Alors il ne faut pas transiger. Ce progrès, il faut le mettre à l’abri des aléas politiques. Cela signifie : le constitutionnaliser. 

Nous sommes désormais le 4 mars 2024.

Ce jour-là, la « liberté garantie » à l’avortement est constitutionnalisée par 780 voix pour, 72 contre. 

Aujourd'hui, cette loi constitutionnelle est pour la première fois exposée au public dans la maison du Peuple. Aujourd'hui, « il suffit de regarder le monde » pour mesurer que l’IVG est un progrès, mais pas un acquis. Il suffit de regarder les Amériques, l’Afrique, le Moyen-Orient, la Hongrie, pour mesurer que la France a envoyé un message universel. 

La carte que nous exposons, grâce au Forum parlementaire européen des droits sexuels et reproductifs, le rappelle : alors que nous célébrions le 25 novembre la Journée internationale pour l’élimination de la violence à l’égard des femmes, 4 femmes sur 10 dans le monde font face une violence archaïque. Celle des cintres et des tringles à rideau. 

Aux États-Unis, 7 référendums viennent de renforcer l’IVG, mais 3 ont échoué. En Pologne, le dernier projet de loi, d’ailleurs très mesuré, pour dépénaliser l’aide à l'avortement, a été rejeté à trois voix près. « J'ai peur de tomber enceinte en Pologne » : c'est ce qu'a confié Aleksandra Socha, 26 ans, étudiante à Varsovie. 

Et même lorsque des lois sont votées, il faut encore que l’IVG soit accessible, géographiquement, financièrement : parce qu'une loi ne fait pas tout, elle peut aussi rester une barrière de papier. 

50 ans se sont écoulés, et pourtant ce discours trouve encore écho en nous - tant il était empli de gravité et de vérité. Simone Veil nous a légué bien plus qu'une loi. Elle nous a légué un exemple. Il est de notre devoir de le faire vivre. 

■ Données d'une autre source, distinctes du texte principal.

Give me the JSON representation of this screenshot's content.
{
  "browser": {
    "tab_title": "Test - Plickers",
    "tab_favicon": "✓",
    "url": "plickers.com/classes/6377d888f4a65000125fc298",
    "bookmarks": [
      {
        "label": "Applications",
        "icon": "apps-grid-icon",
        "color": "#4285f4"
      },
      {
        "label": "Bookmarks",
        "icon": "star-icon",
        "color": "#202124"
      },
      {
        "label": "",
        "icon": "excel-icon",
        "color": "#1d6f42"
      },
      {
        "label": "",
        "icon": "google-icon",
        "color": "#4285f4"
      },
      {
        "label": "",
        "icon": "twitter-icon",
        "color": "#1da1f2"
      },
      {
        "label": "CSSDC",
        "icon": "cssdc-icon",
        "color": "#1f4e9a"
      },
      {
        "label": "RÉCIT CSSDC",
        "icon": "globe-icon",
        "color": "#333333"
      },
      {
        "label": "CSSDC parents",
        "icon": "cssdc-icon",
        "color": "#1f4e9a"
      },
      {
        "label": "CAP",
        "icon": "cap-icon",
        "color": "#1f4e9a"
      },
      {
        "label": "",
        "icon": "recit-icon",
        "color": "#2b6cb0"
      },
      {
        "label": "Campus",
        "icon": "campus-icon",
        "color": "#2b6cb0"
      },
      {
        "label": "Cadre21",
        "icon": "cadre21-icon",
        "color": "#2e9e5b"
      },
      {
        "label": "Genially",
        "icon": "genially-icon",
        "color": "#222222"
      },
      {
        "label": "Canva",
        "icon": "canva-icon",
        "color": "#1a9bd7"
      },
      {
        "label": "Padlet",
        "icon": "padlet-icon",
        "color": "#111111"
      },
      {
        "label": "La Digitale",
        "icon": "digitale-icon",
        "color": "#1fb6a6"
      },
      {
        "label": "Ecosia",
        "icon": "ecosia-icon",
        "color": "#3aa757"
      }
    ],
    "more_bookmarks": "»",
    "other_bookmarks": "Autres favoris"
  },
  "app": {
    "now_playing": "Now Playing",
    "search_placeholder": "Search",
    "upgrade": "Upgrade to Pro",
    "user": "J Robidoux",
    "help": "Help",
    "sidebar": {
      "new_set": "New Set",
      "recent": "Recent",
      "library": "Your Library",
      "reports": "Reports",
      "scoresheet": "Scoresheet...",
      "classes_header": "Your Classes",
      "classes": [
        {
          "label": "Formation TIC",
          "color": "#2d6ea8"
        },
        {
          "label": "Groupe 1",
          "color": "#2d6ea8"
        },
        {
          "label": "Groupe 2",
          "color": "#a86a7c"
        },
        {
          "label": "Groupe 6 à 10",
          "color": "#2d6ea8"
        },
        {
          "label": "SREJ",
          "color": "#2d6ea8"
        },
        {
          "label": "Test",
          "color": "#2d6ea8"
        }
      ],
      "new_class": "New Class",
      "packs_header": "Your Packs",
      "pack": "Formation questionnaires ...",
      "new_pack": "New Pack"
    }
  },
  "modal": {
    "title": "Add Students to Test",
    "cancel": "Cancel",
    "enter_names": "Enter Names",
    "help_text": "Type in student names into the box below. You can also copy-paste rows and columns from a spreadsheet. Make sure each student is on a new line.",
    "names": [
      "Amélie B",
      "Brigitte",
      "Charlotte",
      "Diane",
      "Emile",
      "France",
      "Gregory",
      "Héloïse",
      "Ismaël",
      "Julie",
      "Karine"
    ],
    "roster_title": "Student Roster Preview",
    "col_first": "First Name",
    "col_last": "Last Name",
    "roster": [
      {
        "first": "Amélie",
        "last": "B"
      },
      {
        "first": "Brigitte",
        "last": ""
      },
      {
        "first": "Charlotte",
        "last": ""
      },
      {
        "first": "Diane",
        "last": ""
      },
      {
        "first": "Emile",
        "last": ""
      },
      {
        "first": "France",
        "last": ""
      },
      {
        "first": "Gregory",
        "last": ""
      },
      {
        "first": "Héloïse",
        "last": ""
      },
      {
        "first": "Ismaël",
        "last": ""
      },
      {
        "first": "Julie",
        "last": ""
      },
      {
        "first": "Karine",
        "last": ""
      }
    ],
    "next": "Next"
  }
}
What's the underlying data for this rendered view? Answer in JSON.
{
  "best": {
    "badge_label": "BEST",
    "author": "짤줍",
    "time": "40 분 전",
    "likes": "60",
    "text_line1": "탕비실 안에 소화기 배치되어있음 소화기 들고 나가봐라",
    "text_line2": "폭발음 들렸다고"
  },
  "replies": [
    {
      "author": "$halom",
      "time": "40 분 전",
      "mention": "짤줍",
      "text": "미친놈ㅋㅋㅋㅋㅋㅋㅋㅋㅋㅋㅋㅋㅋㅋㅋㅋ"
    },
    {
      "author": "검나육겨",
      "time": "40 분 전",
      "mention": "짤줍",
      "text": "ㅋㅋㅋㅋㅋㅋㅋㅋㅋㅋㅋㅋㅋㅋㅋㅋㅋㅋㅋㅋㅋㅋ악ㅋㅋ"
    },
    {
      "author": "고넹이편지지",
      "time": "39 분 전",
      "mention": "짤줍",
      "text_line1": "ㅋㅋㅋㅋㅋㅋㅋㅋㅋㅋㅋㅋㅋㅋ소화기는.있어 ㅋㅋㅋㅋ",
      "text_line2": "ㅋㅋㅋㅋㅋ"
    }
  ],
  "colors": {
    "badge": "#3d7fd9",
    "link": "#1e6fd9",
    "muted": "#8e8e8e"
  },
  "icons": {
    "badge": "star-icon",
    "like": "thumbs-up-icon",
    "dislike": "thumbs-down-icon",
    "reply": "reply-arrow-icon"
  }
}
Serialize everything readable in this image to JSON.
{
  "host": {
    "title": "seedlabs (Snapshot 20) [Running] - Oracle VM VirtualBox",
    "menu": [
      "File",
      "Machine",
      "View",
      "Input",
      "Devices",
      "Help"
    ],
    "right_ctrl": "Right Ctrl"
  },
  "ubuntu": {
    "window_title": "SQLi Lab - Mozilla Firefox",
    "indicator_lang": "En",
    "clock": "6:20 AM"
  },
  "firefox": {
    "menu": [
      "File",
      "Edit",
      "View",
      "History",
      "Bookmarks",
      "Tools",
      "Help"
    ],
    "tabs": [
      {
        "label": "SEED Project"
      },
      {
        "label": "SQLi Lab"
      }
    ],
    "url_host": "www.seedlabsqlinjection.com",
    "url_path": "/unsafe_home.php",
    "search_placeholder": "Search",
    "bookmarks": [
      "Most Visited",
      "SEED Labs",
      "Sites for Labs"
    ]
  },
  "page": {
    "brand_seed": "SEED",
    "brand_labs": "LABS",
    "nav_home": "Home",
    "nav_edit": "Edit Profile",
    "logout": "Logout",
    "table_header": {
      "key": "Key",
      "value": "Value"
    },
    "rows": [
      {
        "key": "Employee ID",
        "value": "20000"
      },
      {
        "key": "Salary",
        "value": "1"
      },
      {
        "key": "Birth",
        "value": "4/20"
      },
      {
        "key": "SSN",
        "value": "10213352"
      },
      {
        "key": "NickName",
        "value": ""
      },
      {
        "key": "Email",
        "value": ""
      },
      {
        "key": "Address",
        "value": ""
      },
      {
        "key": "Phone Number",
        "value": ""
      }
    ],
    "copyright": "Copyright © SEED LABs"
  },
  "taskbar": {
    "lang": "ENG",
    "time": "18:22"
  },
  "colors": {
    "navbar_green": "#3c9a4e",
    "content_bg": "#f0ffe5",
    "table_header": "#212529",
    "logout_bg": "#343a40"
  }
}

Les derniers mots de son discours historique, Simone les a voulus pour les générations futures – c'est-à-dire la nôtre aujourd'hui. 

Les derniers mots de ce billet seront donc ceux de Simone :« Je ne suis pas de ceux et de celles qui redoutent l'avenir. Les jeunes générations nous surprennent parfois en ce qu'elles diffèrent de nous ; nous les avons nous-mêmes élevées de façon différente de celle dont nous l'avons été. Mais cette jeunesse est courageuse, capable d'enthousiasme. » Merci. Merci Madame Veil.